The church where the French priest Father Jacques Hamel was murdered by Islamist terrorists in July is to reopen next month, the diocese has announced.
The church of Saint-Étienne-du-Rouvray in the Rouen diocese will reopen on 2 October.
The objects left by well-wishers and mourners will become part of a memorial for the priest, said Eric de la Bourdonnaye, communications director of the diocese.
Services will begin again after a purification ceremony.
Five people were taken hostage and the priest was killed on July 26 by two extremists, Adel Kermiche and Abdel Malik Petitjean, who were both shot dead by police. Hamel had served the Church in the ministry for more than 50 years.

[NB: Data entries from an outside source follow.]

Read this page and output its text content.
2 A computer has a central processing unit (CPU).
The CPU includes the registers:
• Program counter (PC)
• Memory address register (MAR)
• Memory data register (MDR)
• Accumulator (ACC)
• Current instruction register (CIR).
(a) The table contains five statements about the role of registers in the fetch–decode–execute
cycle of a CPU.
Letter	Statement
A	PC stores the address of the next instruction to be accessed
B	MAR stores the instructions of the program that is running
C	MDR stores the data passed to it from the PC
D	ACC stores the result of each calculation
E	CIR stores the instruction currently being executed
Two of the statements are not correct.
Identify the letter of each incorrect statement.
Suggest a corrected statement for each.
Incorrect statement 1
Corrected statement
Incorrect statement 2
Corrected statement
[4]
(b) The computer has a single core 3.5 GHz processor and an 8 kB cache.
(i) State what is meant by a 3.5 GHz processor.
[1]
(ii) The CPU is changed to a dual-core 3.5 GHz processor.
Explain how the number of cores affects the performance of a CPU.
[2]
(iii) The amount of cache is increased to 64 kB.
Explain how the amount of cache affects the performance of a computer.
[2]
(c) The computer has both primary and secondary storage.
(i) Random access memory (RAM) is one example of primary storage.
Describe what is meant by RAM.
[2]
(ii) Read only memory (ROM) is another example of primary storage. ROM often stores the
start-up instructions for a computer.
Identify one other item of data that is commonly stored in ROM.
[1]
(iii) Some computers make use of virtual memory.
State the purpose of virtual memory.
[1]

The Archbishop of Rouen, Dominique Lebrun, is preparing to launch a cause for the canonisation of Hamel which he hopes will be fast-tracked. Because Hamel is clearly a Christian martyr, he can proceed to canonisation without the need for miracles.
Archbishop Lebrun said: "The death of Father Jacques Hamel is the ultimate testimony of his faith in Jesus, he affirmed to the end. The holiness of recognition procedure... can not begin until five years after the death of the person. Formally, it is the bishop of the person's place of death to initiate the procedure. There is a local phase with a careful survey of the life and death of the person. Then the case is sent to Rome where [it is] studied before the Pope's decision."
British churches are among those that have been urged to be aware of security issues in the wake of the murder.